Carterton District Council confirmed it will be embracing Te Reo Māori and working with Hurunui o Rangi Marae to implement bilingual signage throughout the district.
Te Reo Māori is the indigenous language of New Zealand and is recognised as an official language of our country.
Through Tiriti o Waitangi, the Carterton District Council is committed to actively supporting the national revitalisation of the Māori language through its activities, including supporting staff and elected representatives with learning Te Reo Māori.
By fulfilling these obligations, the council ensures Te Reo Māori is seen and heard around the district, as well as acknowledging its joint history and partnership with tangata whenua within the Carterton community.
Te Reo Māori holds a special place both in our nation and the Carterton community.
To acknowledge this, Carterton District Council’s Policy and Strategy committee voted yesterday in favour of implementing bilingual signage throughout the district.
The council plans to work with Hurunui o Rangi Marae to develop the layout, translation and design of the signage, as the foundation of Māori culture and identity is the Māori language, and Iwi Māori are the kaitiaki (guardian or trustee) of the Māori language.
Carterton District Council’s Policy and Strategy chairperson, Ruth Carter, said the bilingual signage was an important step forward in the valued partnership with Hurunui o Rangi Marae and the district’s cultural heritage.

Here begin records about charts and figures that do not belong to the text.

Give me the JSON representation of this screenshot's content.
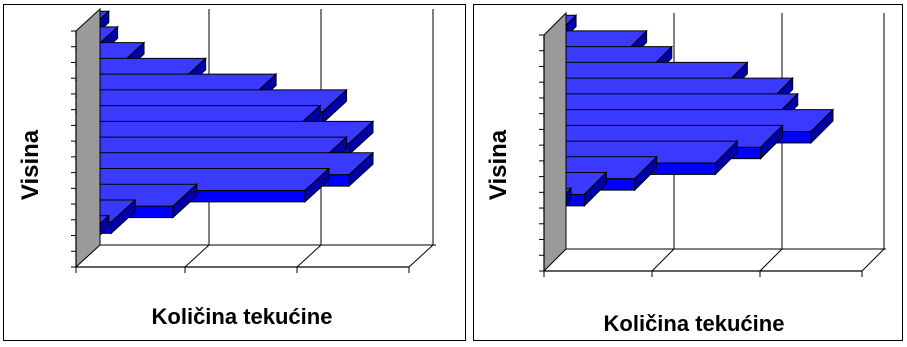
{
  "chart_data": [
    {
      "type": "bar",
      "orientation": "horizontal",
      "style": "3d",
      "xlabel": "Količina tekućine",
      "ylabel": "Visina",
      "bar_color": "#0000FF",
      "grid": true,
      "values": [
        1,
        2,
        5,
        12,
        20,
        28,
        25,
        31,
        28,
        31,
        26,
        11,
        4,
        1,
        0
      ]
    },
    {
      "type": "bar",
      "orientation": "horizontal",
      "style": "3d",
      "xlabel": "Količina tekućine",
      "ylabel": "Visina",
      "bar_color": "#0000FF",
      "grid": true,
      "values": [
        2,
        16,
        21,
        36,
        45,
        46,
        53,
        43,
        34,
        18,
        8,
        1,
        0,
        0,
        0
      ]
    }
  ]
}
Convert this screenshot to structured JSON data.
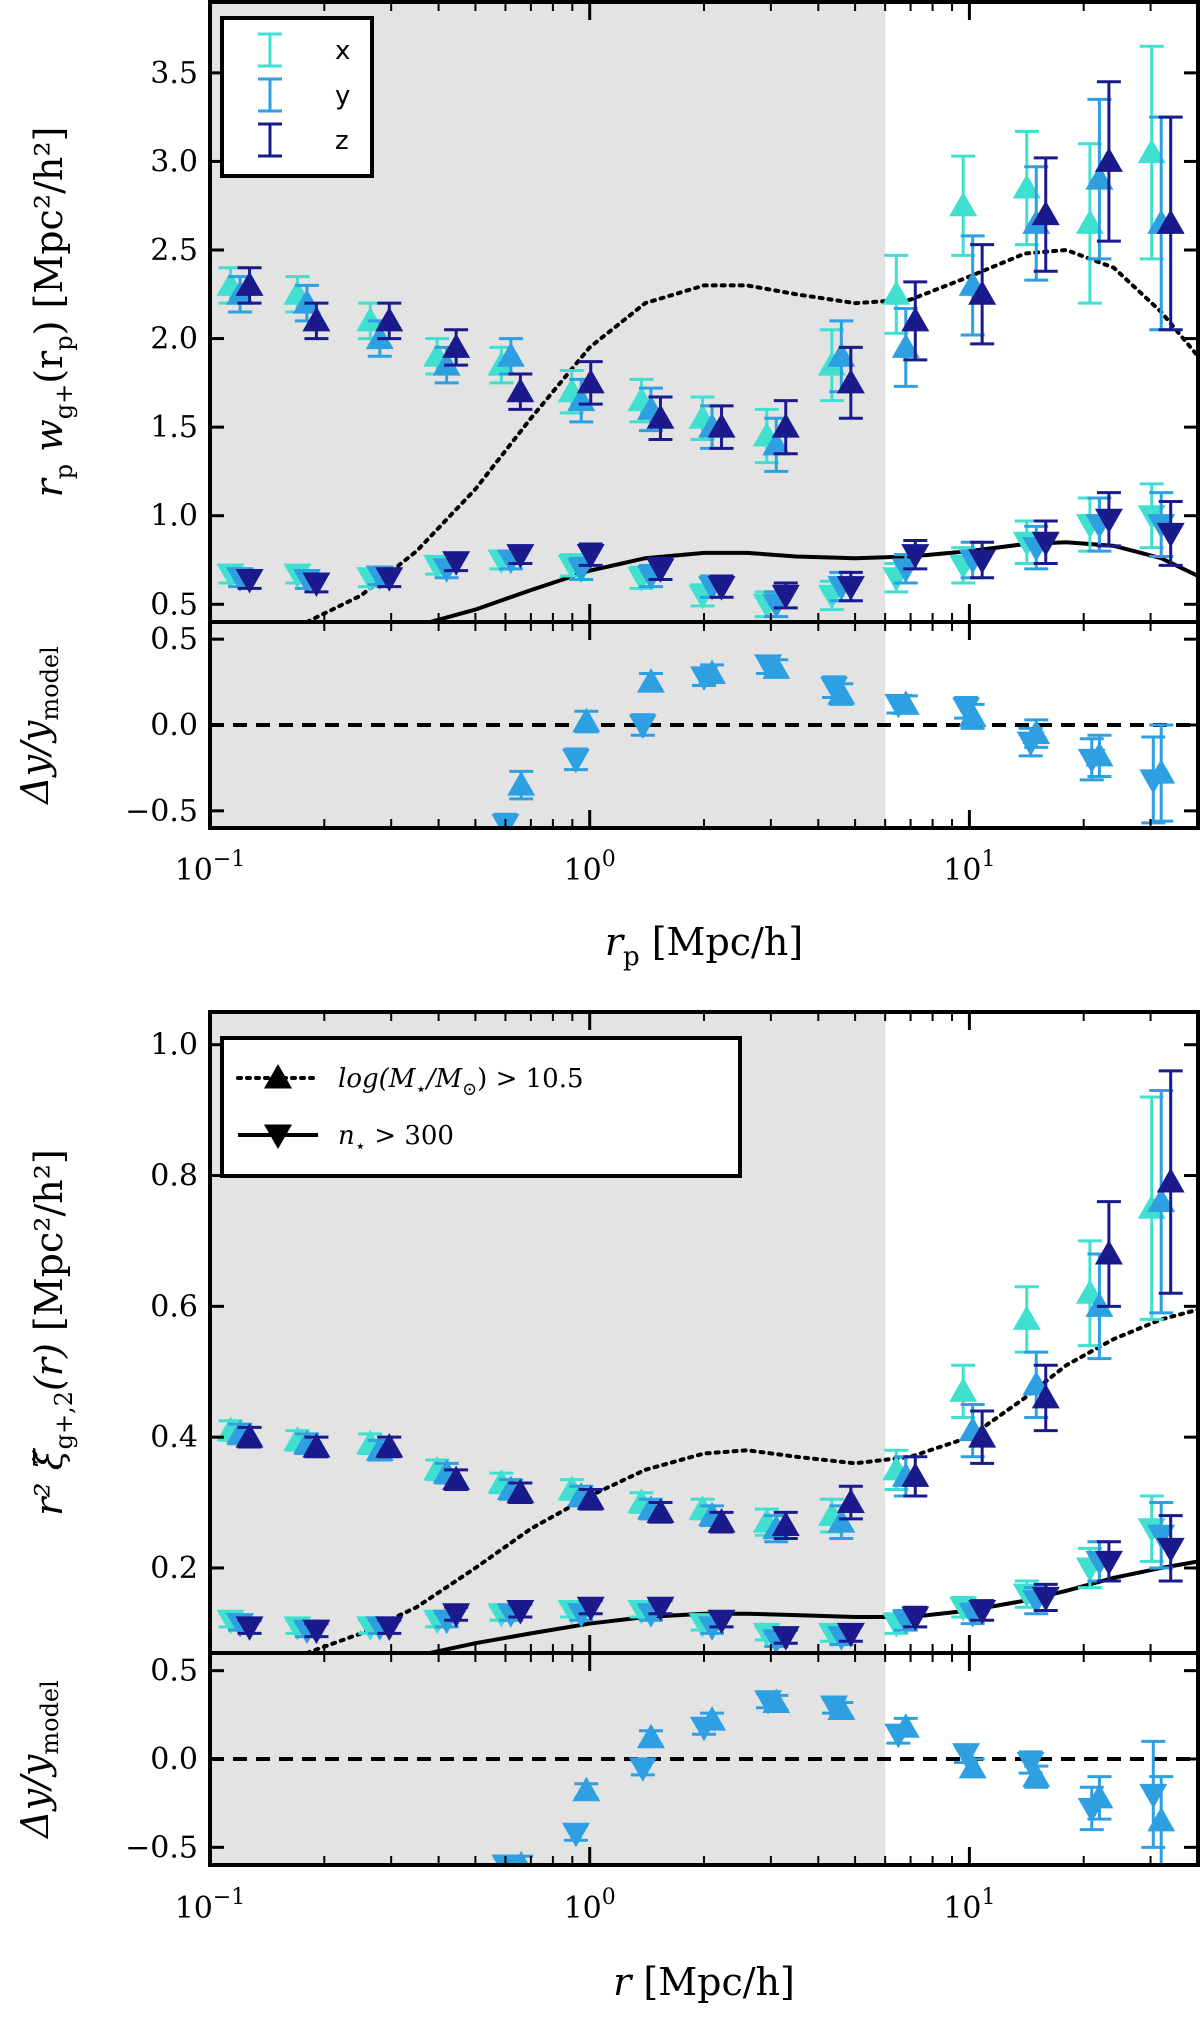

“The new signs will be part of our continued journey with Hurunui o Rangi Marae and we will be working with them to get the right signage across the Carterton District.
“It’s not just about translating existing signs into Te Reo Māori but about recognising the cultural names within the district.”
The signage will also mean a consistent design scheme will be in place for all the signage across the district.
Carterton District has five road points of entry, all displaying ‘Welcome to Carterton’. These signs are high profile and are current need of repair or replacement, with some of the signs showing ageing and rust.
Some of the other signage in town is inconsistent with the district boundary signage.
“By implementing bilingual signage, it gives us the opportunity to get a consistent look throughout our district while acknowledging the importance of the town’s cultural heritage.”
The council will also consider potential future uses of the design, such as the idea of a walkway from Gladstone Reserve to Dakins Road, which has previously been supported by Hurunui o Rangi Marae.
These past discussions have spurred the idea of the potential placement of information boards alongside the walkway providing historical information which could be done in both languages.